Uji coba perdagangan karbon dilakukan Kementerian Energi dengan mengundang pemilik PLTU untuk melaksanakan perdagangan karbon secara sukarela. Sebab, jika mengacu pada Peraturan Pemerintah Nomor 46 Tahun 2017 tentang Instrumen Ekonomi Lingkungan Hidup, perdagangan karbon akan diwajibkan pada 2024.

Kegiatan uji coba yang hanya diikuti 32 unit dari target 84 unit PLTU batu bara ini kemudian menjadi landasan pemerintah dalam mengatur pajak karbon. Peneliti Ahli Madya Pusat Kebijakan Pendapatan Negara Badan Kebijakan Fiskal Kementerian Keuangan, Hadi Setiawan, menyatakan skema pungutan karbon diselaraskan dengan mekanisme perdagangan karbon.

Hadi menjelaskan, entitas yang menghasilkan emisi lebih dari batas atas harus membeli izin emisi dari entitas lain yang menghasilkan emisi di bawah cap atau membeli sertifikat penurunan emisi. “Jadi, dia baru membayar pajak ketika hasil pembelian sertifikatnya tidak cukup untuk menutupi besaran emisi yang dia keluarkan,” katanya.

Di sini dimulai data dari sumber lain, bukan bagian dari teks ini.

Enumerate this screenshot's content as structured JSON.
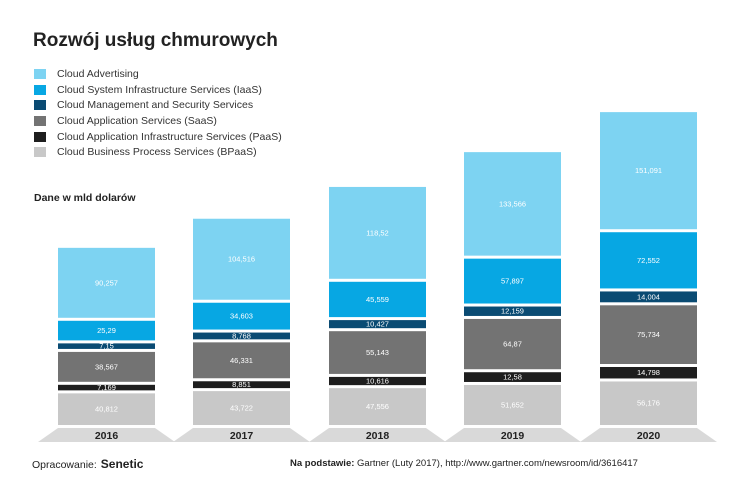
{
  "chart_data": {
    "type": "bar",
    "stacked": true,
    "title": "Rozwój usług chmurowych",
    "unit_label": "Dane w mld dolarów",
    "categories": [
      "2016",
      "2017",
      "2018",
      "2019",
      "2020"
    ],
    "series": [
      {
        "name": "Cloud Business Process Services (BPaaS)",
        "color": "#c8c8c8",
        "text_color": "#ffffff",
        "labels": [
          "40,812",
          "43,722",
          "47,556",
          "51,652",
          "56,176"
        ],
        "values": [
          40.812,
          43.722,
          47.556,
          51.652,
          56.176
        ]
      },
      {
        "name": "Cloud Application Infrastructure Services (PaaS)",
        "color": "#1e1e1e",
        "text_color": "#ffffff",
        "labels": [
          "7,169",
          "8,851",
          "10,616",
          "12,58",
          "14,798"
        ],
        "values": [
          7.169,
          8.851,
          10.616,
          12.58,
          14.798
        ]
      },
      {
        "name": "Cloud Application Services (SaaS)",
        "color": "#737373",
        "text_color": "#ffffff",
        "labels": [
          "38,567",
          "46,331",
          "55,143",
          "64,87",
          "75,734"
        ],
        "values": [
          38.567,
          46.331,
          55.143,
          64.87,
          75.734
        ]
      },
      {
        "name": "Cloud Management and Security Services",
        "color": "#0a4b73",
        "text_color": "#ffffff",
        "labels": [
          "7,15",
          "8,768",
          "10,427",
          "12,159",
          "14,004"
        ],
        "values": [
          7.15,
          8.768,
          10.427,
          12.159,
          14.004
        ]
      },
      {
        "name": "Cloud System Infrastructure Services (IaaS)",
        "color": "#07a7e3",
        "text_color": "#ffffff",
        "labels": [
          "25,29",
          "34,603",
          "45,559",
          "57,897",
          "72,552"
        ],
        "values": [
          25.29,
          34.603,
          45.559,
          57.897,
          72.552
        ]
      },
      {
        "name": "Cloud Advertising",
        "color": "#7dd3f2",
        "text_color": "#ffffff",
        "labels": [
          "90,257",
          "104,516",
          "118,52",
          "133,566",
          "151,091"
        ],
        "values": [
          90.257,
          104.516,
          118.52,
          133.566,
          151.091
        ]
      }
    ],
    "legend_order": [
      5,
      4,
      3,
      2,
      1,
      0
    ],
    "legend_position": "top-left",
    "grid": false
  },
  "footer": {
    "prepared_label": "Opracowanie:",
    "brand": "Senetic",
    "source_label": "Na podstawie:",
    "source_text": "Gartner (Luty 2017), http://www.gartner.com/newsroom/id/3616417"
  }
}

Berdasarkan Undang-Undang Harmonisasi Peraturan Perpajakan, pungutan atas karbon dikenakan mulai 1 April 2021 dan berlaku terbatas pada badan pengelola PLTU batu bara. Tarif pajaknya sebesar Rp 30 ribu per ton CO2 ekuivalen untuk tahap awal. Hadi menyatakan, ke depan, tarif ini menyesuaikan dengan harga di bursa perdagangan karbon.

Hingga saat ini pemerintah masih mempersiapkan pasar karbon. Jika pasarnya belum terbentuk sampai waktu penerapan pajak karbon tiba, Hadi menuturkan, pelaksanaan pungutan akan merujuk pada kegiatan uji coba yang telah dilakukan Kementerian ESDM.

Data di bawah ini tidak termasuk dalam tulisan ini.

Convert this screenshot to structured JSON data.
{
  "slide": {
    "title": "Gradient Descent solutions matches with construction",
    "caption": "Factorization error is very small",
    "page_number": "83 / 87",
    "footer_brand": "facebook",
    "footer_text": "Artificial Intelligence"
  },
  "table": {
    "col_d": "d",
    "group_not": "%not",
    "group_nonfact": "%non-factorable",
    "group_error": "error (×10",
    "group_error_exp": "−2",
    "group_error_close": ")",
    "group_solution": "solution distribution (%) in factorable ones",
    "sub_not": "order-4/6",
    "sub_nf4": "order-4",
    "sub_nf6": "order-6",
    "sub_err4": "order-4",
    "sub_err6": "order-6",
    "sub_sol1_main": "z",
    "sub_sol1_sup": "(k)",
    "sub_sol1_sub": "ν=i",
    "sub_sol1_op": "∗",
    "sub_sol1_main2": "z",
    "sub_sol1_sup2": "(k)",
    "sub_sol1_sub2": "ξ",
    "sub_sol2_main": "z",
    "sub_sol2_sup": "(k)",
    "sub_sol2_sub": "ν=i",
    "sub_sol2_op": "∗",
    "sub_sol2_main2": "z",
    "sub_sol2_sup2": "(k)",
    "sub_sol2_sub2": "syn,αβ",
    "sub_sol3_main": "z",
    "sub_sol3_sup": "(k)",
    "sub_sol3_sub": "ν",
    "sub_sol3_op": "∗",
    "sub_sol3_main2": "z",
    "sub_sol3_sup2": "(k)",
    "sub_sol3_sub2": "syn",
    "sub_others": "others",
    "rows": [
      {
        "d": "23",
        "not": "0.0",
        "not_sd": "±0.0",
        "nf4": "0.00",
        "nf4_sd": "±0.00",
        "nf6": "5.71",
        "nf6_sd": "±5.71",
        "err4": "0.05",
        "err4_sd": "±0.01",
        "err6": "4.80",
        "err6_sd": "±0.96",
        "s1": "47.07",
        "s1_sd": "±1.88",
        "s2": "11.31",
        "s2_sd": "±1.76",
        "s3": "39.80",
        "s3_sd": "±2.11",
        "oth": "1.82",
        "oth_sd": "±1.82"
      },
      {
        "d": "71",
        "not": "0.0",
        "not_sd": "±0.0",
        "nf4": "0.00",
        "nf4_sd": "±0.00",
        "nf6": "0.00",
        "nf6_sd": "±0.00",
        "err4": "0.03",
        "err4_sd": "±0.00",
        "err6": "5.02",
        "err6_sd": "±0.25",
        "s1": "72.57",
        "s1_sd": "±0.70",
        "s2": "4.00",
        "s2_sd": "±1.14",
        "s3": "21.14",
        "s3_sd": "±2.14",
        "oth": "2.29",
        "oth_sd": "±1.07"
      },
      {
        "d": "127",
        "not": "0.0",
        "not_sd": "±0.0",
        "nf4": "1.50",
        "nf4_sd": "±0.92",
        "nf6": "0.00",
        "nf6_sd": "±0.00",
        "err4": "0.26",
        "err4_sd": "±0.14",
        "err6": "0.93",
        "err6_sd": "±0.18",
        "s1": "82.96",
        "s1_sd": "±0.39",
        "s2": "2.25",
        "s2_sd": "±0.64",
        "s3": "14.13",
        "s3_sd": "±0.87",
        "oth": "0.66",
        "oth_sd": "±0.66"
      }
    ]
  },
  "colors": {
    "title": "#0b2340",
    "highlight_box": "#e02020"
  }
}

“Jadi, nanti kegiatan yang di ESDM mungkin namanya bukan piloting lagi, tapi sudah menjadi pasar,” tutur Hadi. Kementerian Keuangan akan meminta Kementerian Kehutanan dan Lingkungan Hidup, sebagai pihak yang berwenang mengatur pasar karbon, mengeluarkan payung hukum kegiatan perdagangan tersebut.

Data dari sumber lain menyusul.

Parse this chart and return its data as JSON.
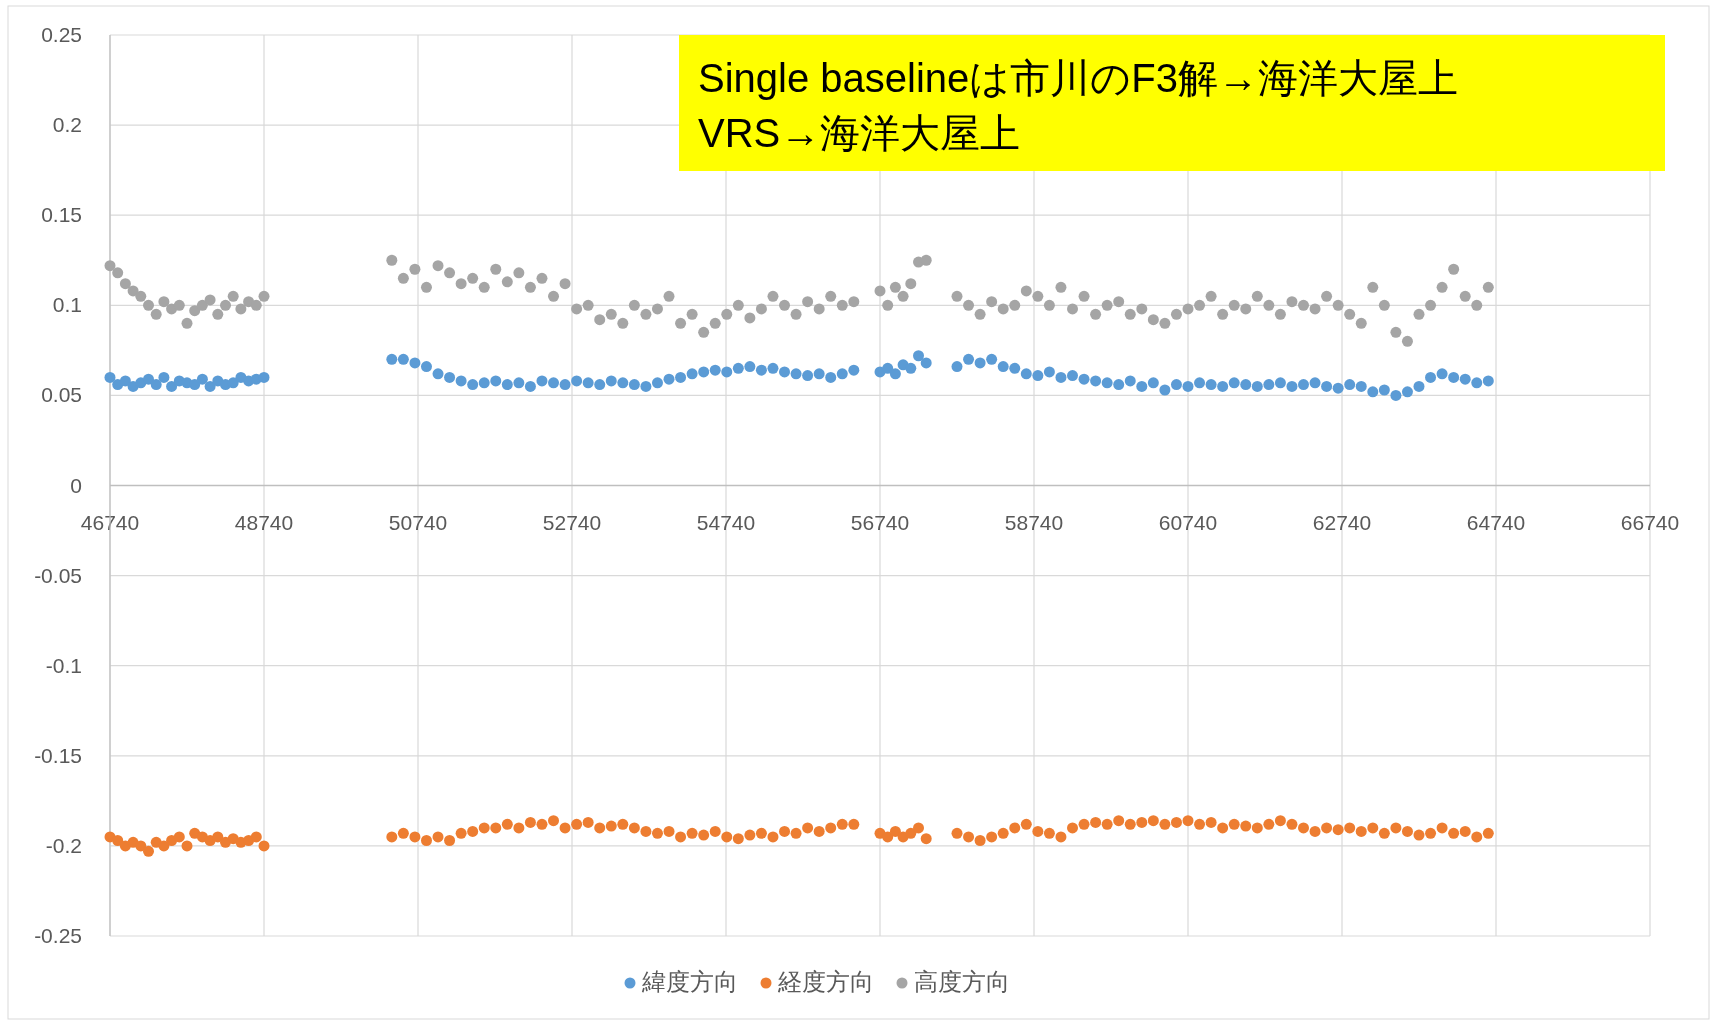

Direktur Eksekutif Institute for Essential Service Reform, Fabby Tumiwa, tak yakin pasar karbon sudah siap dijalankan pada awal tahun depan. Salah satu indikatornya adalah belum adanya informasi mengenai allowance besaran emisi yang boleh dihasilkan sektor tertentu. Padahal hal ini penting untuk membentuk harga karbon di pasar.

Terlepas dari kesiapan perdagangan karbon, Fabby menyebutkan rencana pemerintah menggabungkan cap, perdagangan karbon, dan pajak karbon pembangkit listrik kurang pas. Dengan penalti yang rendah dan batas atas emisi yang masih tinggi, sulit mendorong perubahan perilaku para penghasil emisi. “Ingat, kita mendesain carbon pricing itu untuk mengubah perilaku, bukan sekadar orang membayar emisi dan ada penerimaan negara,” tuturnya.